African leaders are discussing the possibility of reinforcing a UN special brigade deployed in the Democratic Republic of Congo, as rebels there are forced on to the back foot.
South African President Jacob Zuma opened the talks on Monday urging his fellow leaders "to continue to do everything we can to act together in partnership, to respond to the urgent challenges of restoring peace and stability".
Zuma is hosting leaders from some of the 15-country Southern Africa Development Community (SADC) and some of DR Congo's neighbours at the summit in Pretoria.
The 3000-strong UN intervention brigade in eastern DR Congo is drawn from Malawi, South Africa and Tanzania. It joined 17,000 peacekeepers already deployed in the country, but it carries a special mission to help Congo's army quell the rebellions in the region.
On Monday, the brigade carried out what is believed to be its first direct combat against M23 rebels since the Congolese army began a major assault against the rebellion late October and seized control of all of the M23 strongholds.
"Important initiatives are being undertaken ... and buttressed by the United Nations framework for peace and security in the DRC and the Great Lakes to reach a political resolution to the fundamental causes of instability in the region," said Zuma in his opening remarks.

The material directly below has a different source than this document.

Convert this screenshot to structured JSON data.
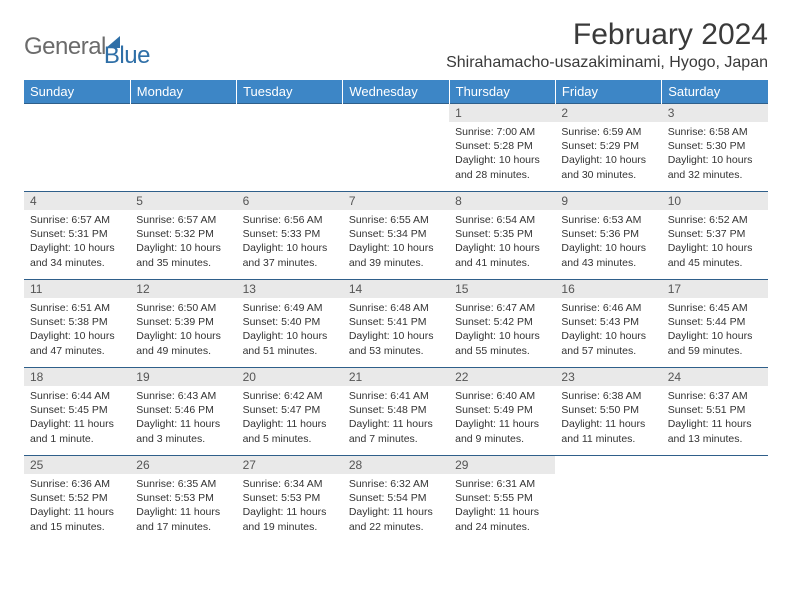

"Additionally the UN intervention brigade has now been fully deployed with the mandate to restore stability to the east of the DRC."
Presidents from the Democratic Republic of Congo, Kenya, Malawi, Uganda and Zimbabwe are among those at the Pretoria meeting.
The African Union Commissioner for Peace and Security, Smail Chergui, said the summit is "trying to write a new page in the tragic history of this region".
SADC chairwoman and Malawi's President Joyce Banda meanwhile urged the DR Congo government to consider returning to negotiations with the rebels "for the sake of peace in the DRC" as "military intervention alone is not enough".
The United Nations regularly accuses neighbouring Rwanda and Uganda of covertly supporting the rebels, a claim they deny.
Rwandan leader Paul Kagame skipped Monday's summit, but Uganda's Yoweri Museveni was present and said the latest outbreak of fighting was unexpected.
"The recent fighting took me by surprise," he said.